Okay, embarrassing confession time.
I don't own a smart TV.
I know, I know. What kind of self-respecting tech reviewer doesn't have his own 4K telly hardwired into the matrix?
Strangely, and you might find this hard to believe, but not everybody in the glennzb household thinks a man's existence is defined solely by his diagonal screen measurement and the number of online streaming services he has access to.
Turns out, Domestic Manager seems to think other trivialities like food, heating and clothing our children should take precedence over setting up the ultimate home theatre experience.
So what if my dream TV didn't have to look like an elephant in the room?...
Samsung have been pushing the boundaries of television tech for some time now, really shaking things up a couple of years ago with their cool, curvy, 4K screens.
The curve wasn't the only thing to set this new breed apart. By introducing a separate control unit(or "One Connect Box") these TV's created the illusion of being a super thin screen and nothing else. In fact. with only one power lead and one AV cable from the One Connect Box, you ended up with something that was almost as pretty from behind as it was from the front.
This was a major breakthrough because for too long TV's had been getting bigger and bigger while doing almost nothing to make them more aesthetically pleasing to the eye of the interior decorator - or Domestic Manager, for that matter.
At least a crazy-slim curved television with virtually no cable cluster was a step in the right direction - although all too often any TV still becomes the main focus of whatever room it inhabits - even when it's switched off.
So Samsung went back to the drawing board - or in this case, the easel.
The Frame is one of those, "Why didn't I think of it?" concepts that is so elegant in its simplicity, there is no doubt it's a work of art in its own right.
By combining some innovative tech solutions with a unique wall-mounting system, Samsung has once again done what should have been done years ago.
The Frame is a high spec 4K UHD TV anyone would be happy with. Its 55" or 65" screen is flat, not curved, but it still features the latest enhancements Samsung has to offer.
The difference with The Frame is you might not even know it's there. I'm not even joking. And it's not because it's got so skinny it's disappeared completely. It's because when The Frame is off, it displays a piece of art of your choice, essentially becoming just another picture on the wall.

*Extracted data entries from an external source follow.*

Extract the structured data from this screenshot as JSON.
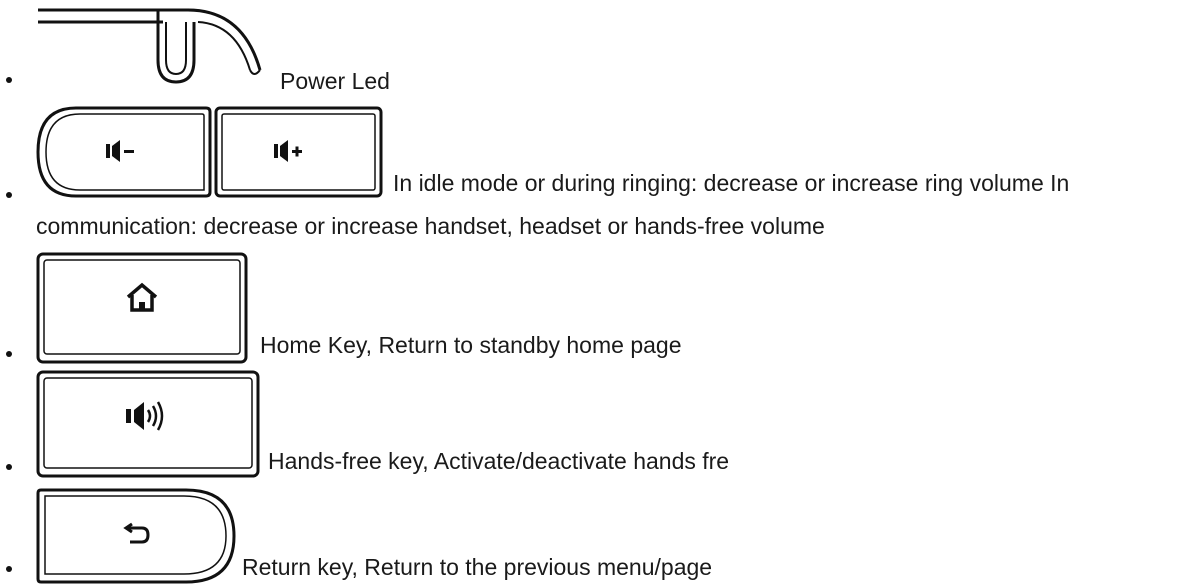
{
  "items": [
    {
      "icon": "power-led-icon",
      "text": "Power Led"
    },
    {
      "icon": "volume-keys-icon",
      "text": "In idle mode or during ringing: decrease or increase ring volume In",
      "text_cont": "communication: decrease or increase handset, headset or hands-free volume"
    },
    {
      "icon": "home-key-icon",
      "text": "Home Key, Return to standby home page"
    },
    {
      "icon": "hands-free-key-icon",
      "text": "Hands-free key, Activate/deactivate hands fre"
    },
    {
      "icon": "return-key-icon",
      "text": "Return key, Return to the previous menu/page"
    }
  ],
  "colors": {
    "text": "#1a1a1a",
    "line": "#111111",
    "background": "#ffffff"
  }
}
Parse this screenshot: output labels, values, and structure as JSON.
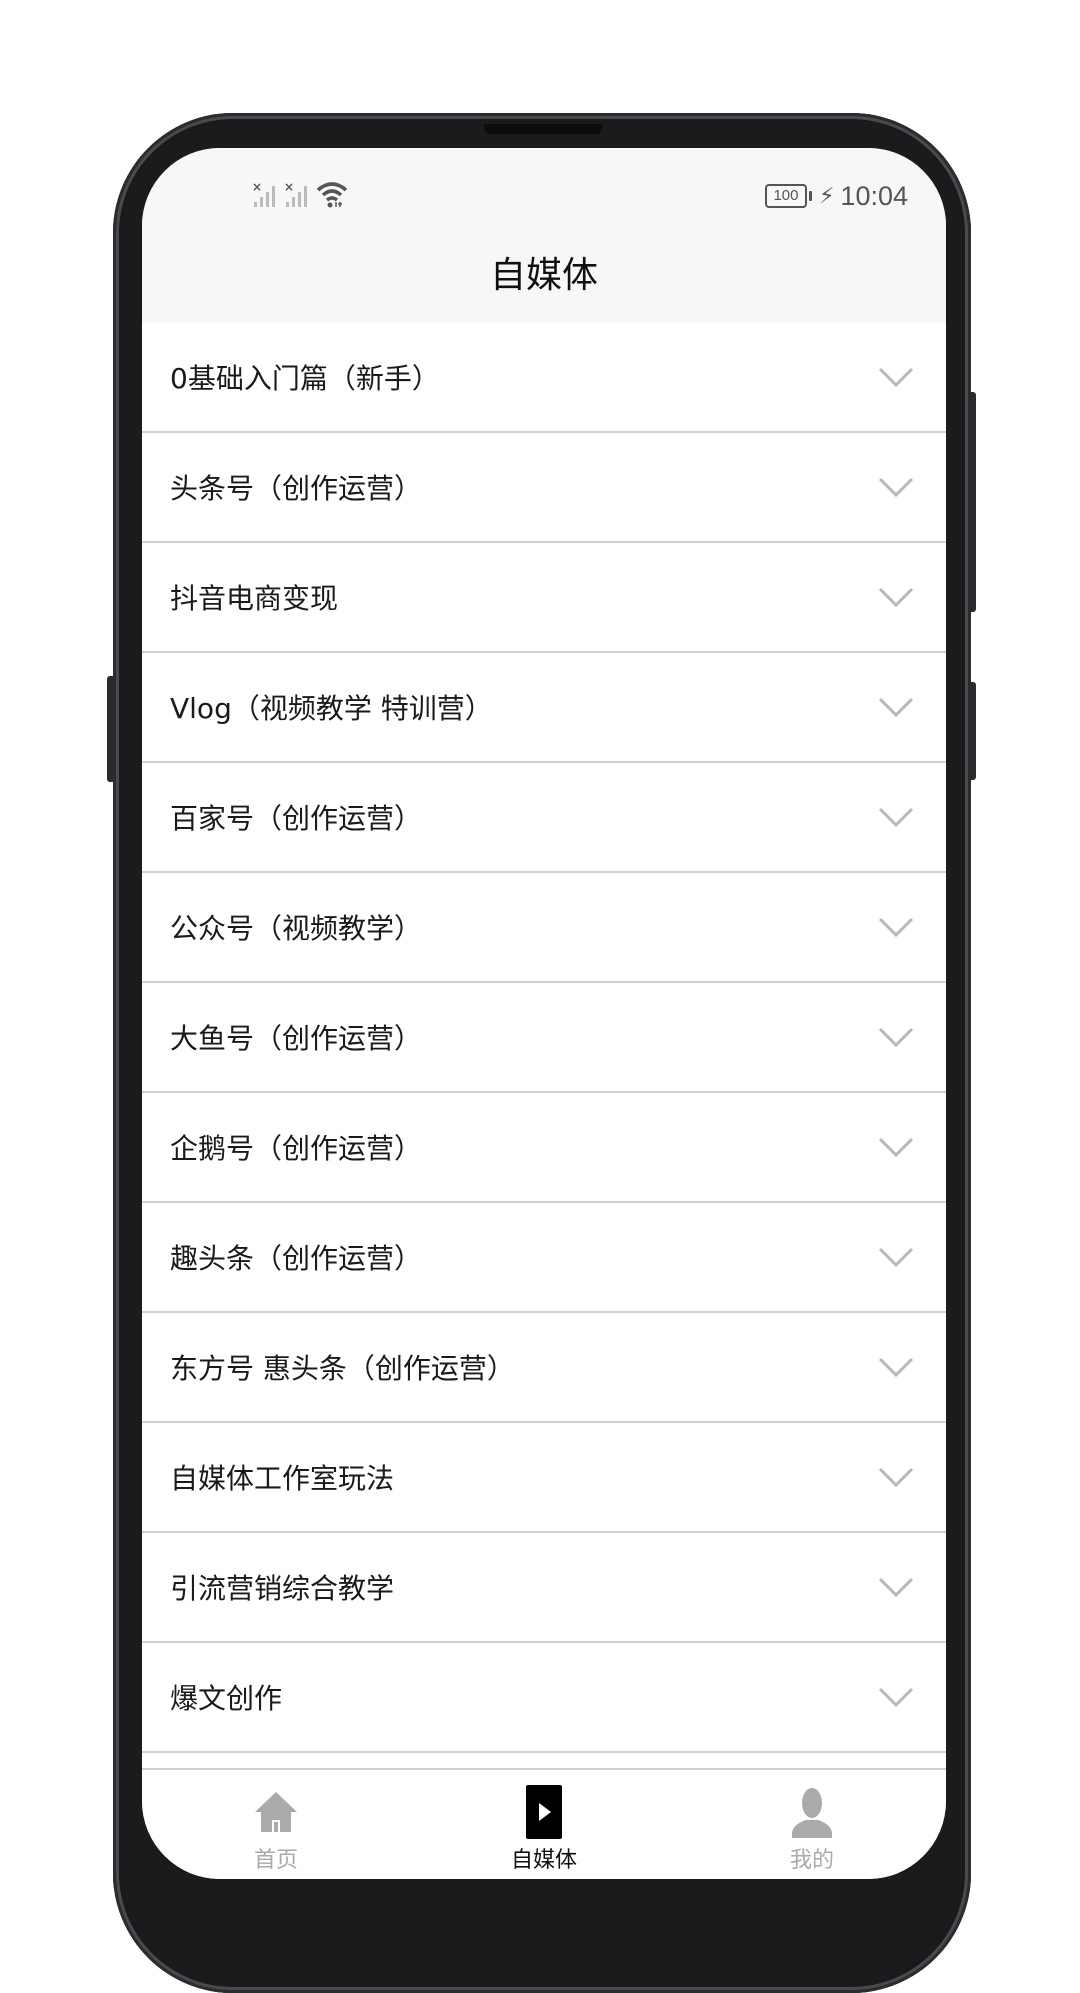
{
  "status_bar": {
    "signal_1": "no-signal",
    "signal_2": "no-signal",
    "wifi": "wifi-4g",
    "battery_level": "100",
    "charging": true,
    "time": "10:04"
  },
  "header": {
    "title": "自媒体"
  },
  "list": {
    "items": [
      {
        "label": "0基础入门篇（新手）",
        "expanded": false
      },
      {
        "label": "头条号（创作运营）",
        "expanded": false
      },
      {
        "label": "抖音电商变现",
        "expanded": false
      },
      {
        "label": "Vlog（视频教学 特训营）",
        "expanded": false
      },
      {
        "label": "百家号（创作运营）",
        "expanded": false
      },
      {
        "label": "公众号（视频教学）",
        "expanded": false
      },
      {
        "label": "大鱼号（创作运营）",
        "expanded": false
      },
      {
        "label": "企鹅号（创作运营）",
        "expanded": false
      },
      {
        "label": "趣头条（创作运营）",
        "expanded": false
      },
      {
        "label": "东方号 惠头条（创作运营）",
        "expanded": false
      },
      {
        "label": "自媒体工作室玩法",
        "expanded": false
      },
      {
        "label": "引流营销综合教学",
        "expanded": false
      },
      {
        "label": "爆文创作",
        "expanded": false
      }
    ]
  },
  "tabbar": {
    "tabs": [
      {
        "label": "首页",
        "icon": "home-icon",
        "active": false
      },
      {
        "label": "自媒体",
        "icon": "play-icon",
        "active": true
      },
      {
        "label": "我的",
        "icon": "user-icon",
        "active": false
      }
    ]
  },
  "colors": {
    "header_bg": "#f7f7f9",
    "divider": "#d0d0d3",
    "chevron": "#b8b8bb",
    "tab_inactive": "#aaaaaa",
    "tab_active": "#111111"
  }
}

If you think it sounds too good to be true, like I'm exaggerating the effect, let me give you a bit more detail. Samsung uses a few clever little tricks that make this thing a lot cooler than a glorified digital photo frame.
Firstly, by sensing the ambient light, The Frame automatically dims or brightens the artwork on display so there's no artificial illumination blaring out into the room, resulting in a surprisingly natural effect.
Combine that with your choice of mattes (to match the either the artwork or your decor) and your choice of frame (walnut, beige-wood or white) and the illusion is complete.
Best of all, you have a large choice of art available, either via Samsung's Smart View app, or online using the options menu on the TV itself.
While there's a wide selection of images you can choose for free, ranging from landscapes to abstracts to photography and more, you can also subscribe to Samsung's ever-expanding Art Store. Here you can choose from hundreds of pieces by artists from all over the world for just $7 a month.
This thing is literally the artwork you will never tire of.
Or, just put your own family photos up instead.
The idea is executed brilliantly, with great attention to detail. The frame you choose to fit around The Frame is one of the most cunning parts of the equation. We've recently repainted with what is basically a white on white colour scheme. As a result, a black telly is just a bad look. So I chose a white frame for The Frame and it looks fantastic. (How many other white TVs have you seen recently?) What's more, the wood-look frame is very easy to attach, as it comes in 4 separate pieces that magnetise easily to the TV itself. The pieces are precisely engineered and fit together exactly. This took me a total of about 64 seconds.
There is a basic stand (or rather, two subtle, slide-in feet) included in the box, as well as the genius wall mount which lets you fit The Frame completely flush with the wall, or you can choose to tilt it out slightly, just way a real picture would hang.
If you want to get really carried away, you can go for the Studio Stand, which looks like a painters' easel.
Another nice touch is Samsung's Clear Connection cable, which is almost transparent and very skinny. How this nearly invisible lead transfers all the data it needs to between the screen and its One Connect Box is a mystery, but combined with the light-coloured power cable, setup is very inconspicuous indeed.
As far as the operation of the TV itself? It's just about the best available, so it'll do pretty much what you expect. As I've already admitted, I've never owned a smart TV so I've been like a kid in a streaming candy store.
Even Samsung's universal remote is a thing of beauty.
This telly doesn't sound too bad either. Somewhere (don't ask me where, because you definitely can't see it) is a 40 watt speaker array which pumps out enough volume. Unfortunately, my home theatre is as old as my existing TV, so it wasn't particularly compatible with such a thing of technological grace.
And it really is beautiful, before you even turn it on. Could this be the bigger television even Domestic Managers wouldn't mind upgrading to?
At just under $4000, The Frame is at the higher end of the mainstream TV market but what price art? Especially a work of art you can change every day.